Seu defensor rebateu as acusações, lembrando que havia três tipos de pessoas no local do linchamento: os curiosos, os que realmente queriam agredir a dona de casa e os que tentavam evitar o espancamento. Segundo Marcos Vinícius, seu cliente se enquadra entre os populares que tentavam salvar Fabiane.
Jair Batista dos Santos foi o quarto homem preso acusado de ter participação ativa no linchamento. Antes dele, foram presos o eletricista Valmir Barbosa, de 48 anos, o ajudante de pedreiro Lucas Lopes, de 19 anos e o pintor Carlos Alex Oliveira de Jesus, de 23, capturado em Peruíbe.
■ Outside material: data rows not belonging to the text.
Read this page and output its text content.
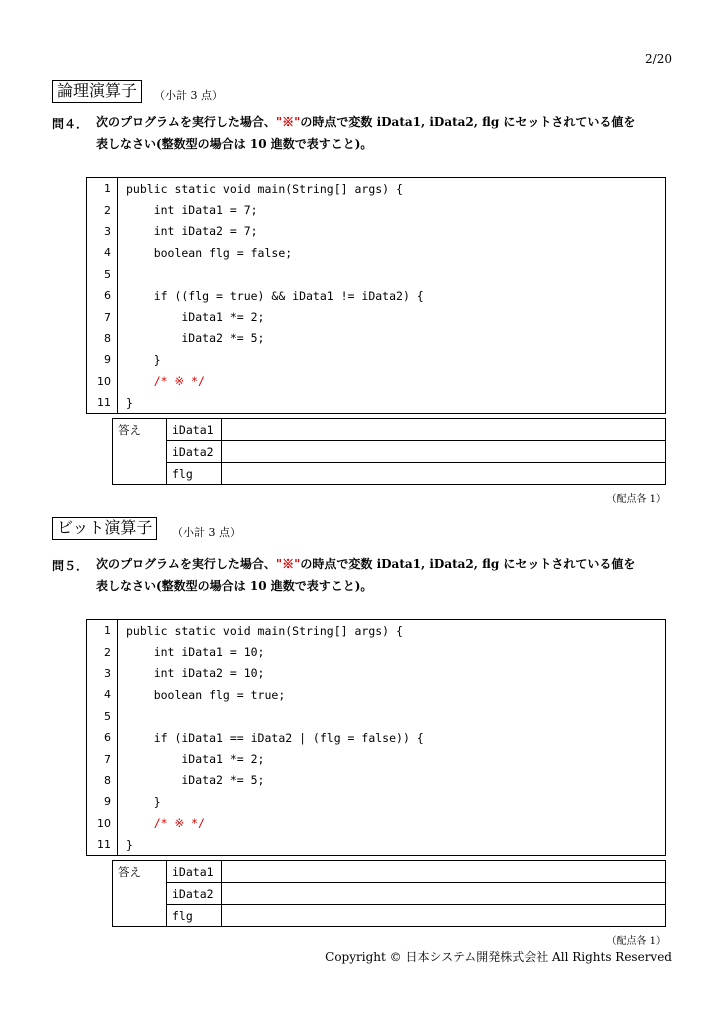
2/20
論理演算子	（小計 3 点）
問４． 次のプログラムを実行した場合、"※"の時点で変数 iData1, iData2, flg にセットされている値を
表しなさい(整数型の場合は 10 進数で表すこと)。
1	public static void main(String[] args) {
2	int iData1 = 7;
3	int iData2 = 7;
4	boolean flg = false;
5	
6	if ((flg = true) && iData1 != iData2) {
7	iData1 *= 2;
8	iData2 *= 5;
9	}
10	/* ※ */
11	}
答え	iData1	
	iData2	
	flg	
（配点各 1）
ビット演算子	（小計 3 点）
問５． 次のプログラムを実行した場合、"※"の時点で変数 iData1, iData2, flg にセットされている値を
表しなさい(整数型の場合は 10 進数で表すこと)。
1	public static void main(String[] args) {
2	int iData1 = 10;
3	int iData2 = 10;
4	boolean flg = true;
5	
6	if (iData1 == iData2 | (flg = false)) {
7	iData1 *= 2;
8	iData2 *= 5;
9	}
10	/* ※ */
11	}
答え	iData1	
	iData2	
	flg	
（配点各 1）
Copyright © 日本システム開発株式会社 All Rights Reserved
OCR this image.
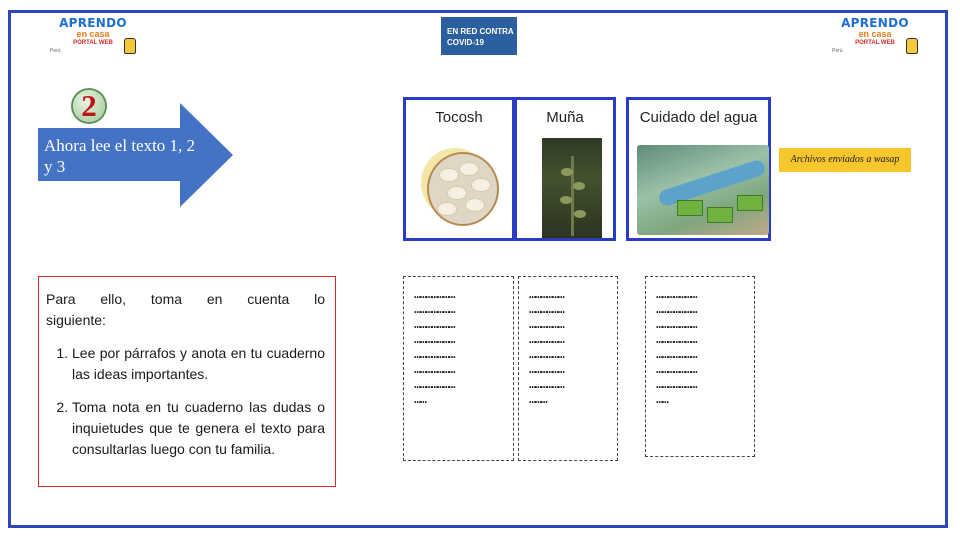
APRENDO
en casa
PORTAL WEB
Perú
EN RED CONTRA
COVID-19
APRENDO
en casa
PORTAL WEB
Perú
2
Ahora lee el texto 1, 2 y 3
Para ello, toma en cuenta lo
siguiente:
1. Lee por párrafos y anota en tu cuaderno las ideas importantes.
2. Toma nota en tu cuaderno las dudas o inquietudes que te genera el texto para consultarlas luego con tu familia.
Tocosh	Muña	Cuidado del agua
Archivos enviados a wasap
…………………
…………………
…………………
…………………
…………………
…………………
…………………
……
………………
………………
………………
………………
………………
………………
………………
………
…………………
…………………
…………………
…………………
…………………
…………………
…………………
……
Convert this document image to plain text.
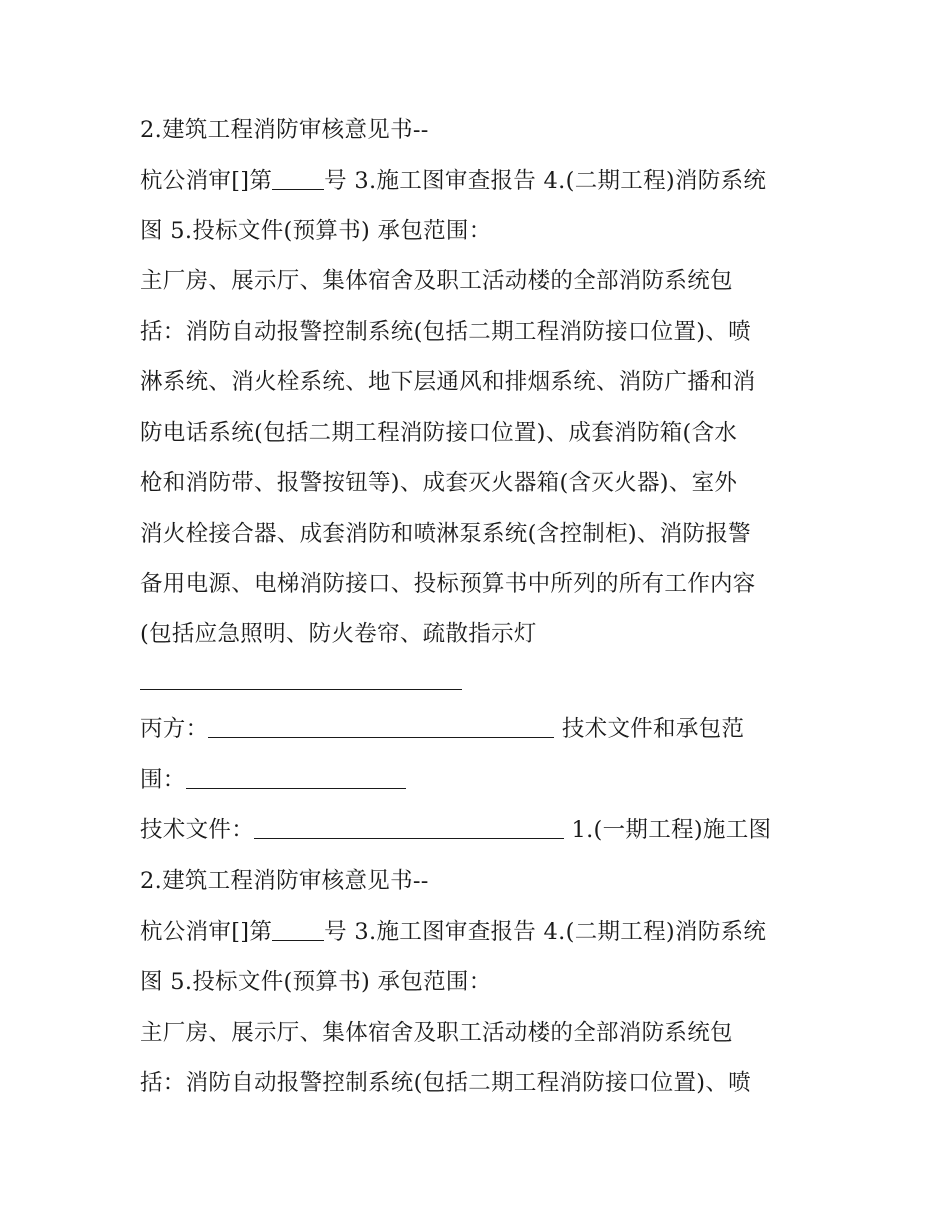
2.建筑工程消防审核意见书--
杭公消审[]第 号 3.施工图审查报告 4.(二期工程)消防系统
图 5.投标文件(预算书) 承包范围：
主厂房、展示厅、集体宿舍及职工活动楼的全部消防系统包
括：消防自动报警控制系统(包括二期工程消防接口位置)、喷
淋系统、消火栓系统、地下层通风和排烟系统、消防广播和消
防电话系统(包括二期工程消防接口位置)、成套消防箱(含水
枪和消防带、报警按钮等)、成套灭火器箱(含灭火器)、室外
消火栓接合器、成套消防和喷淋泵系统(含控制柜)、消防报警
备用电源、电梯消防接口、投标预算书中所列的所有工作内容
(包括应急照明、防火卷帘、疏散指示灯
丙方：	技术文件和承包范
围：
技术文件：	1.(一期工程)施工图
2.建筑工程消防审核意见书--
杭公消审[]第 号 3.施工图审查报告 4.(二期工程)消防系统
图 5.投标文件(预算书) 承包范围：
主厂房、展示厅、集体宿舍及职工活动楼的全部消防系统包
括：消防自动报警控制系统(包括二期工程消防接口位置)、喷
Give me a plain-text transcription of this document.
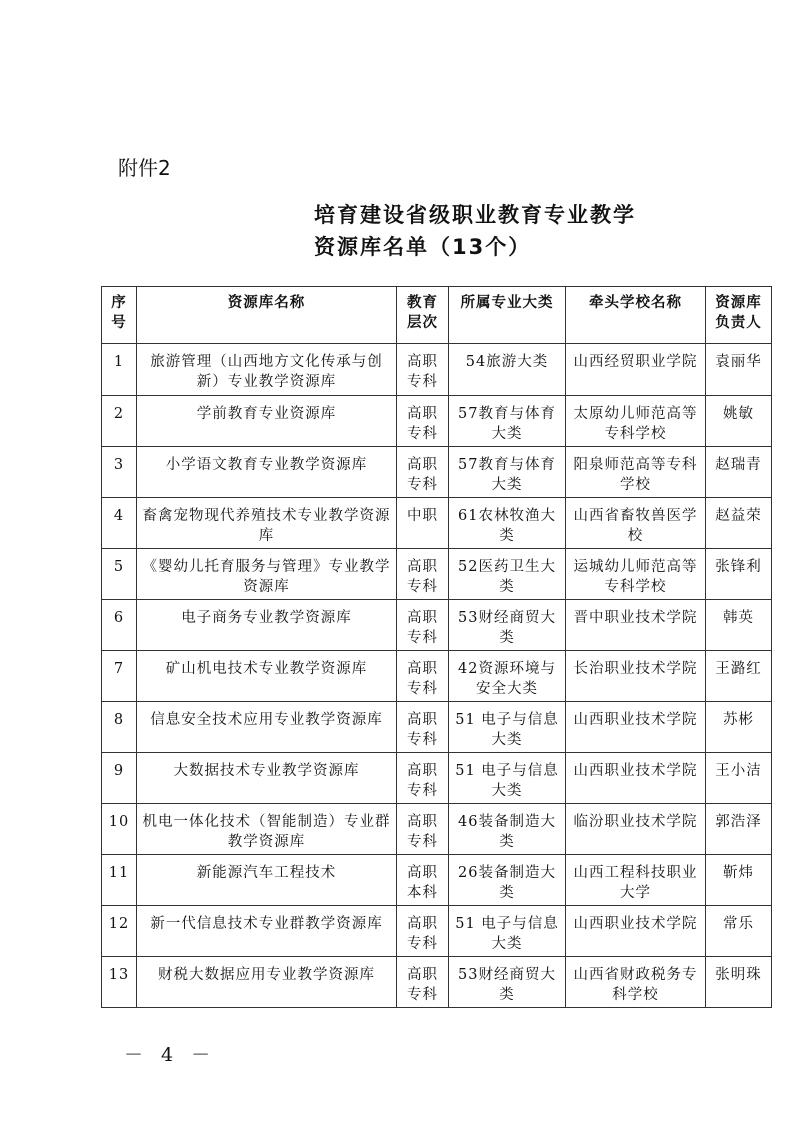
附件2
培育建设省级职业教育专业教学
资源库名单（13个）
序号	资源库名称	教育层次	所属专业大类	牵头学校名称	资源库负责人
1	旅游管理（山西地方文化传承与创新）专业教学资源库	高职专科	54旅游大类	山西经贸职业学院	袁丽华
2	学前教育专业资源库	高职专科	57教育与体育大类	太原幼儿师范高等专科学校	姚敏
3	小学语文教育专业教学资源库	高职专科	57教育与体育大类	阳泉师范高等专科学校	赵瑞青
4	畜禽宠物现代养殖技术专业教学资源库	中职	61农林牧渔大类	山西省畜牧兽医学校	赵益荣
5	《婴幼儿托育服务与管理》专业教学资源库	高职专科	52医药卫生大类	运城幼儿师范高等专科学校	张锋利
6	电子商务专业教学资源库	高职专科	53财经商贸大类	晋中职业技术学院	韩英
7	矿山机电技术专业教学资源库	高职专科	42资源环境与安全大类	长治职业技术学院	王潞红
8	信息安全技术应用专业教学资源库	高职专科	51 电子与信息大类	山西职业技术学院	苏彬
9	大数据技术专业教学资源库	高职专科	51 电子与信息大类	山西职业技术学院	王小洁
10	机电一体化技术（智能制造）专业群教学资源库	高职专科	46装备制造大类	临汾职业技术学院	郭浩泽
11	新能源汽车工程技术	高职本科	26装备制造大类	山西工程科技职业大学	靳炜
12	新一代信息技术专业群教学资源库	高职专科	51 电子与信息大类	山西职业技术学院	常乐
13	财税大数据应用专业教学资源库	高职专科	53财经商贸大类	山西省财政税务专科学校	张明珠
－ 4 －
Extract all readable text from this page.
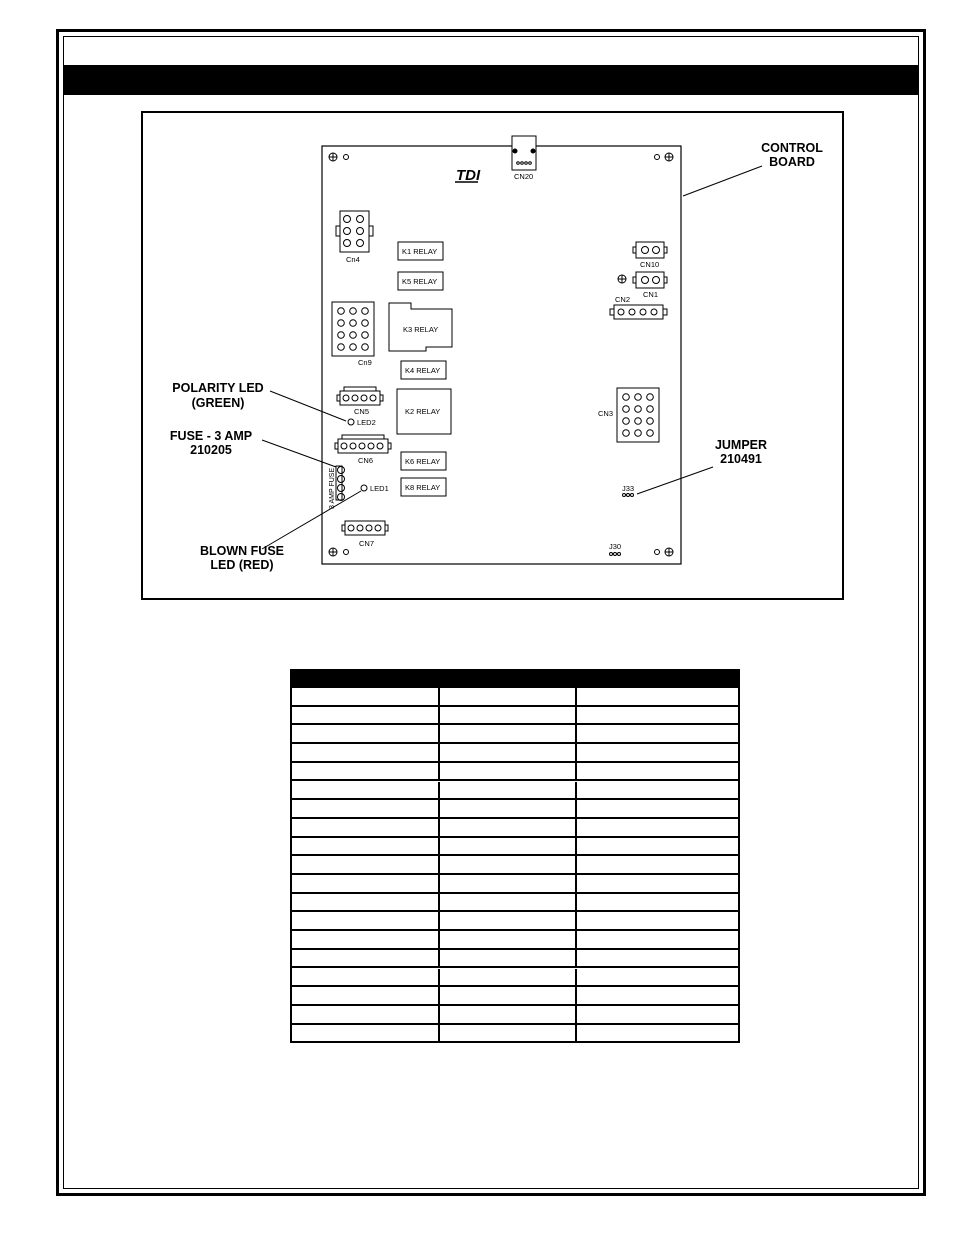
TDI	CN20
Cn4
Cn9
K1 RELAY
K5 RELAY
K3 RELAY
K4 RELAY
K2 RELAY
K6 RELAY
K8 RELAY
CN5
LED2
CN6
3 AMP FUSE	LED1
CN7
CN10
CN1
CN2
CN3
J33
J30
CONTROL
BOARD
POLARITY LED
(GREEN)
FUSE - 3 AMP
210205	JUMPER
210491
BLOWN FUSE
LED (RED)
No final da tarde de sexta-feira, o delegado Lara divulgou a fotografia do quinto acusado: Abel Vieira Batalha Júnior, de 18 anos, conhecido como Pepê que, apesar da sua condição de foragido, já teve sua prisão temporária decretada pela Justiça.
Fabiana foi violentamente espancada na tarde do último sábado, dia 3, ao ser confundida com uma suposta sequestradora de crianças, que estaria atemorizando a população de Morrinhos.
O retrato falado da mulher que sequestrava crianças para rituais de magia negra foi postado em uma página do Facebook intitulada Guarujá Alerta.
Na tarde do dia 3, quando voltava de uma igreja, onde havia ido buscar uma bíblia esquecida dias antes, a mulher parou para comprar água em um bar e, ao encontrar uma criança, passou a mão na cabeça do menino e ofereceu-lhe uma banana, da penca que havia comprado em um sacolão.
Foi nesta hora que uma mulher gritou que se tratava da “bruxa da internet”, momento em que a população passou a espancar Fabiane, que foi encaminhada ao Hospital Santo Amaro, mas morreu dois dias depois, vítima de traumatismo craniano e escoriações por todo o corpo.
Medo e vergonha
O linchamento da dona de casa Fabiane Maria de Jesus, de 33 anos, é o mais desagradável assunto do qual os moradores do bairro Morrinhos, no Guarujá, não têm como fugir. Digerir uma cena de espancamento na porta de casa não é fácil em nenhuma circunstância, muito menos entender como tantos parentes, amigos e até mesmo crianças participaram da morte de uma vizinha inocente, mãe de duas filhas. Agora, a comunidade transformada tenta seguir a vida. “A cidade está estranha”, diz em voz baixa a cabeleireira Maria Aparecida Oliveira, dona de um salão a poucos metros de onde a agressão começou. Localidade pobre do Guarujá, com cerca de 20 mil habitantes, Morrinhos tem parte das ruas de terra. O clima entre a maioria dos moradores é um misto de medo, revolta e, para alguns, vergonha. Poucos moradores que presenciaram ou participaram do espancamento se dispõem a falar abertamente sobre o assunto.